Пребывая в различных заботах, я только самым краем памяти касался упущенной собаки. Но к вечеру мысли о возможных последствиях вернулись. Как я и сказал Диме, связь с собакой действительно появилась, и поразительная быстрота этого события не вызывала у меня оптимизма; принимались мной во внимание и урчащие звуки, возникавшие на протяжении дня отдельными всхрапами из подворотен, канализационных люков, из салонов дорогих машин, проезжавших мимо, из карманов гаишников и других неожиданных мест.

Ближе к ночи, после долгих чашек чая и тревожного шебуршания тапочками о паркет, я решил, что полиция мыслей может помочь мне обезопасить себя.

Хранители и просто разные незнакомцы, между делом или специально, говорили не раз про полицию мыслей. Она, судя по рассказам, не имела ничего общего с тем страхолюдством, которое было нарисовано в романе 1984. Я слышал очень разные вещи о том, кто они такие, или, возможно, что оно такое. Оно «останавливает идеи, отрицающие мир», оно же «не дает определенным образам не появиться», оно же «не имеет лица и обожает притчи», оно же решает, что «должно прийти в наш город и надолго в нем обосноваться».

Но все в один голос давали мне совет: не обращайся к ним ни в коем случае; исключение – ситуация, когда необходимость окажется чрезвычайной. Необходимость в чем? – так я спрашивал в ответ. И мне говорили… точнее, ничего не говорили. Тогда я спрашивал, почему не стоит их беспокоить. И слышал «от них можно узнать много лишнего», или «их трудно понять», или «они могут взять на заметку».

Теперь я решил, что необходимость чрезвычайна. И встреча была назначена, во сне.

Она должна была состояться в 14:39:28 на Садово-Триумфальной улице немного в стороне от столкновения с Долгоруковской. Я знал, что произойдет она в тот момент, когда зеленый светофор преодолеет свою одиннадцатую секунду.

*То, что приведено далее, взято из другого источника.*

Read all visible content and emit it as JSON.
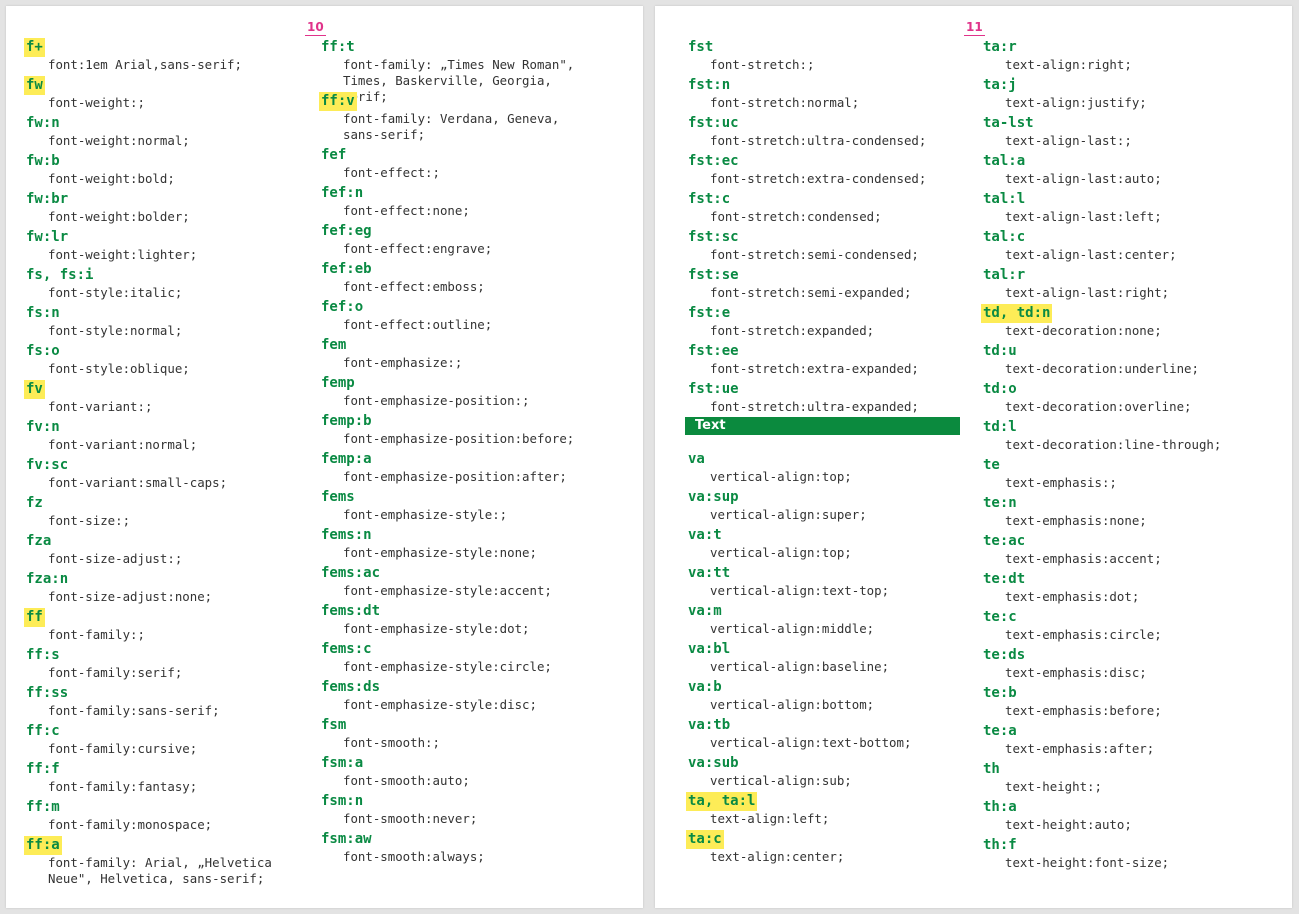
{
  "pages": [
    {
      "number": "10",
      "columns": [
        [
          {
            "abbr": "f+",
            "desc": "font:1em Arial,sans-serif;",
            "hl": true
          },
          {
            "abbr": "fw",
            "desc": "font-weight:;",
            "hl": true
          },
          {
            "abbr": "fw:n",
            "desc": "font-weight:normal;"
          },
          {
            "abbr": "fw:b",
            "desc": "font-weight:bold;"
          },
          {
            "abbr": "fw:br",
            "desc": "font-weight:bolder;"
          },
          {
            "abbr": "fw:lr",
            "desc": "font-weight:lighter;"
          },
          {
            "abbr": "fs, fs:i",
            "desc": "font-style:italic;"
          },
          {
            "abbr": "fs:n",
            "desc": "font-style:normal;"
          },
          {
            "abbr": "fs:o",
            "desc": "font-style:oblique;"
          },
          {
            "abbr": "fv",
            "desc": "font-variant:;",
            "hl": true
          },
          {
            "abbr": "fv:n",
            "desc": "font-variant:normal;"
          },
          {
            "abbr": "fv:sc",
            "desc": "font-variant:small-caps;"
          },
          {
            "abbr": "fz",
            "desc": "font-size:;"
          },
          {
            "abbr": "fza",
            "desc": "font-size-adjust:;"
          },
          {
            "abbr": "fza:n",
            "desc": "font-size-adjust:none;"
          },
          {
            "abbr": "ff",
            "desc": "font-family:;",
            "hl": true
          },
          {
            "abbr": "ff:s",
            "desc": "font-family:serif;"
          },
          {
            "abbr": "ff:ss",
            "desc": "font-family:sans-serif;"
          },
          {
            "abbr": "ff:c",
            "desc": "font-family:cursive;"
          },
          {
            "abbr": "ff:f",
            "desc": "font-family:fantasy;"
          },
          {
            "abbr": "ff:m",
            "desc": "font-family:monospace;"
          },
          {
            "abbr": "ff:a",
            "desc": "font-family: Arial, „Helvetica\nNeue\", Helvetica, sans-serif;",
            "hl": true
          }
        ],
        [
          {
            "abbr": "ff:t",
            "desc": "font-family: „Times New Roman\",\nTimes, Baskerville, Georgia, serif;"
          },
          {
            "abbr": "ff:v",
            "desc": "font-family: Verdana, Geneva,\nsans-serif;",
            "hl": true
          },
          {
            "abbr": "fef",
            "desc": "font-effect:;"
          },
          {
            "abbr": "fef:n",
            "desc": "font-effect:none;"
          },
          {
            "abbr": "fef:eg",
            "desc": "font-effect:engrave;"
          },
          {
            "abbr": "fef:eb",
            "desc": "font-effect:emboss;"
          },
          {
            "abbr": "fef:o",
            "desc": "font-effect:outline;"
          },
          {
            "abbr": "fem",
            "desc": "font-emphasize:;"
          },
          {
            "abbr": "femp",
            "desc": "font-emphasize-position:;"
          },
          {
            "abbr": "femp:b",
            "desc": "font-emphasize-position:before;"
          },
          {
            "abbr": "femp:a",
            "desc": "font-emphasize-position:after;"
          },
          {
            "abbr": "fems",
            "desc": "font-emphasize-style:;"
          },
          {
            "abbr": "fems:n",
            "desc": "font-emphasize-style:none;"
          },
          {
            "abbr": "fems:ac",
            "desc": "font-emphasize-style:accent;"
          },
          {
            "abbr": "fems:dt",
            "desc": "font-emphasize-style:dot;"
          },
          {
            "abbr": "fems:c",
            "desc": "font-emphasize-style:circle;"
          },
          {
            "abbr": "fems:ds",
            "desc": "font-emphasize-style:disc;"
          },
          {
            "abbr": "fsm",
            "desc": "font-smooth:;"
          },
          {
            "abbr": "fsm:a",
            "desc": "font-smooth:auto;"
          },
          {
            "abbr": "fsm:n",
            "desc": "font-smooth:never;"
          },
          {
            "abbr": "fsm:aw",
            "desc": "font-smooth:always;"
          }
        ]
      ]
    },
    {
      "number": "11",
      "columns": [
        [
          {
            "abbr": "fst",
            "desc": "font-stretch:;"
          },
          {
            "abbr": "fst:n",
            "desc": "font-stretch:normal;"
          },
          {
            "abbr": "fst:uc",
            "desc": "font-stretch:ultra-condensed;"
          },
          {
            "abbr": "fst:ec",
            "desc": "font-stretch:extra-condensed;"
          },
          {
            "abbr": "fst:c",
            "desc": "font-stretch:condensed;"
          },
          {
            "abbr": "fst:sc",
            "desc": "font-stretch:semi-condensed;"
          },
          {
            "abbr": "fst:se",
            "desc": "font-stretch:semi-expanded;"
          },
          {
            "abbr": "fst:e",
            "desc": "font-stretch:expanded;"
          },
          {
            "abbr": "fst:ee",
            "desc": "font-stretch:extra-expanded;"
          },
          {
            "abbr": "fst:ue",
            "desc": "font-stretch:ultra-expanded;"
          },
          {
            "section": "Text"
          },
          {
            "abbr": "va",
            "desc": "vertical-align:top;"
          },
          {
            "abbr": "va:sup",
            "desc": "vertical-align:super;"
          },
          {
            "abbr": "va:t",
            "desc": "vertical-align:top;"
          },
          {
            "abbr": "va:tt",
            "desc": "vertical-align:text-top;"
          },
          {
            "abbr": "va:m",
            "desc": "vertical-align:middle;"
          },
          {
            "abbr": "va:bl",
            "desc": "vertical-align:baseline;"
          },
          {
            "abbr": "va:b",
            "desc": "vertical-align:bottom;"
          },
          {
            "abbr": "va:tb",
            "desc": "vertical-align:text-bottom;"
          },
          {
            "abbr": "va:sub",
            "desc": "vertical-align:sub;"
          },
          {
            "abbr": "ta, ta:l",
            "desc": "text-align:left;",
            "hl": true
          },
          {
            "abbr": "ta:c",
            "desc": "text-align:center;",
            "hl": true
          }
        ],
        [
          {
            "abbr": "ta:r",
            "desc": "text-align:right;"
          },
          {
            "abbr": "ta:j",
            "desc": "text-align:justify;"
          },
          {
            "abbr": "ta-lst",
            "desc": "text-align-last:;"
          },
          {
            "abbr": "tal:a",
            "desc": "text-align-last:auto;"
          },
          {
            "abbr": "tal:l",
            "desc": "text-align-last:left;"
          },
          {
            "abbr": "tal:c",
            "desc": "text-align-last:center;"
          },
          {
            "abbr": "tal:r",
            "desc": "text-align-last:right;"
          },
          {
            "abbr": "td, td:n",
            "desc": "text-decoration:none;",
            "hl": true
          },
          {
            "abbr": "td:u",
            "desc": "text-decoration:underline;"
          },
          {
            "abbr": "td:o",
            "desc": "text-decoration:overline;"
          },
          {
            "abbr": "td:l",
            "desc": "text-decoration:line-through;"
          },
          {
            "abbr": "te",
            "desc": "text-emphasis:;"
          },
          {
            "abbr": "te:n",
            "desc": "text-emphasis:none;"
          },
          {
            "abbr": "te:ac",
            "desc": "text-emphasis:accent;"
          },
          {
            "abbr": "te:dt",
            "desc": "text-emphasis:dot;"
          },
          {
            "abbr": "te:c",
            "desc": "text-emphasis:circle;"
          },
          {
            "abbr": "te:ds",
            "desc": "text-emphasis:disc;"
          },
          {
            "abbr": "te:b",
            "desc": "text-emphasis:before;"
          },
          {
            "abbr": "te:a",
            "desc": "text-emphasis:after;"
          },
          {
            "abbr": "th",
            "desc": "text-height:;"
          },
          {
            "abbr": "th:a",
            "desc": "text-height:auto;"
          },
          {
            "abbr": "th:f",
            "desc": "text-height:font-size;"
          }
        ]
      ]
    }
  ],
  "colors": {
    "abbr": "#0a8a43",
    "highlight": "#fdec57",
    "section": "#0b8a3e",
    "page_number": "#e0338a"
  }
}
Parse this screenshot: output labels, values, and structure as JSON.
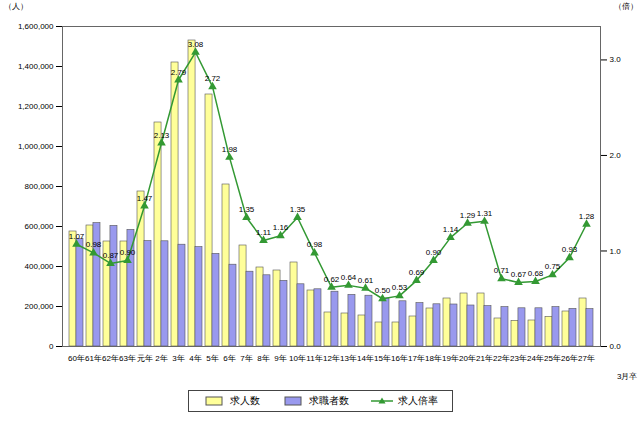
{
  "chart_data": {
    "type": "bar",
    "categories": [
      "60年",
      "61年",
      "62年",
      "63年",
      "元年",
      "2年",
      "3年",
      "4年",
      "5年",
      "6年",
      "7年",
      "8年",
      "9年",
      "10年",
      "11年",
      "12年",
      "13年",
      "14年",
      "15年",
      "16年",
      "17年",
      "18年",
      "19年",
      "20年",
      "21年",
      "22年",
      "23年",
      "24年",
      "25年",
      "26年",
      "27年"
    ],
    "x_label": "3月卒",
    "y_label": "（人）",
    "y2_label": "（倍）",
    "ylim": [
      0,
      1600000
    ],
    "yticks": [
      0,
      {
        "value": 200000,
        "label": "200,000"
      },
      {
        "value": 400000,
        "label": "400,000"
      },
      {
        "value": 600000,
        "label": "600,000"
      },
      {
        "value": 800000,
        "label": "800,000"
      },
      {
        "value": 1000000,
        "label": "1,000,000"
      },
      {
        "value": 1200000,
        "label": "1,200,000"
      },
      {
        "value": 1400000,
        "label": "1,400,000"
      },
      {
        "value": 1600000,
        "label": "1,600,000"
      }
    ],
    "y2lim": [
      0,
      3.35
    ],
    "y2ticks": [
      {
        "value": 0,
        "label": "0.0"
      },
      {
        "value": 1,
        "label": "1.0"
      },
      {
        "value": 2,
        "label": "2.0"
      },
      {
        "value": 3,
        "label": "3.0"
      }
    ],
    "legend": "bottom",
    "series": [
      {
        "name": "求人数",
        "color": "#ffff99",
        "values": [
          575000,
          605000,
          525000,
          525000,
          775000,
          1120000,
          1420000,
          1530000,
          1260000,
          810000,
          505000,
          395000,
          380000,
          420000,
          280000,
          170000,
          165000,
          155000,
          120000,
          120000,
          150000,
          190000,
          240000,
          265000,
          265000,
          140000,
          128000,
          130000,
          148000,
          175000,
          240000
        ]
      },
      {
        "name": "求職者数",
        "color": "#9999ee",
        "values": [
          537000,
          617000,
          603000,
          583000,
          527000,
          526000,
          509000,
          497000,
          463000,
          409000,
          374000,
          356000,
          328000,
          311000,
          286000,
          274000,
          258000,
          254000,
          240000,
          226000,
          217000,
          211000,
          210000,
          205000,
          202000,
          197000,
          191000,
          191000,
          197000,
          188000,
          187000
        ]
      },
      {
        "name": "求人倍率",
        "type": "line",
        "axis": "y2",
        "color": "#339933",
        "marker": "triangle",
        "data_labels": true,
        "values": [
          1.07,
          0.98,
          0.87,
          0.9,
          1.47,
          2.13,
          2.79,
          3.08,
          2.72,
          1.98,
          1.35,
          1.11,
          1.16,
          1.35,
          0.98,
          0.62,
          0.64,
          0.61,
          0.5,
          0.53,
          0.69,
          0.9,
          1.14,
          1.29,
          1.31,
          0.71,
          0.67,
          0.68,
          0.75,
          0.93,
          1.28
        ],
        "value_labels": [
          "1.07",
          "0.98",
          "0.87",
          "0.90",
          "1.47",
          "2.13",
          "2.79",
          "3.08",
          "2.72",
          "1.98",
          "1.35",
          "1.11",
          "1.16",
          "1.35",
          "0.98",
          "0.62",
          "0.64",
          "0.61",
          "0.50",
          "0.53",
          "0.69",
          "0.90",
          "1.14",
          "1.29",
          "1.31",
          "0.71",
          "0.67",
          "0.68",
          "0.75",
          "0.93",
          "1.28"
        ]
      }
    ]
  }
}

Оказавшись на перекрестке, я дождался зеленого света и стал считать. До этого момента я оставался удивительно, непробиваемо спокоен. Но как только сказал себе: «один» ­– пульс подскочил до двухсот ударов, и похолодели руки. Я продолжал считать. От напряжения стало темнеть в глазах… На одиннадцатой закрыл глаза, позвал их.

Сердце успокоилось. Звон в ушах прекратился. Кровь прилила к лицу и ладоням, стало тепло.

Ничего не произошло. В чем дело?! Сколько времени? Я поднял руку – часов не было! Как я мог забыть часы, осёл?!

Мимо прошел мощный дорого одетый мужчина с большим шоколадного цвета кожаным портфелем, и уже было ступил на зебру, собираясь перейти дорогу…

­– Простите, сколько времени? – обратился я к нему, с удовольствием сопящему, вдыхающему весенний воздух.

Он остановился, вернулся на тротуар, тщательно рассмотрел меня, и, не глядя на часы, сказал чуть булькающим басом:

– Молодой человек, вы, наверное, подумали, что сейчас уже вечер, коли так темно стало вокруг; возможно, вы думаете, что наступила осень… – как будто поняв мое недоумение и даже страх, он проговорил, на более высокой нотке: – ой, что вы, что вы, не пугайтесь меня.

Как будто опасаясь, что я уйду, он взял меня за локоть и неторопливо произнес целую речь:

– Я всего лишь знаю немного больше вас. Мне, между прочим, следует испугаться вашего и почти всеобщего чувства цейтнота и такой маниакальной озабоченности вопросом времени гораздо больше, чем вам следует испугаться моего многословия. Думаю, страх времени проистекает из того убеждения, что время подходит к концу. Однако обрадую Вас: за пасмурными облаками над вами, через которые вы только изредка можете увидеть отблески чего-то , – он сделал паузу и пару секунд молча смотрел на меня снизу вверх, прямо в глаза, – солнце вовсе не стремится к закату и даже не приближается к зениту. Сейчас раннее утро, молодой человек.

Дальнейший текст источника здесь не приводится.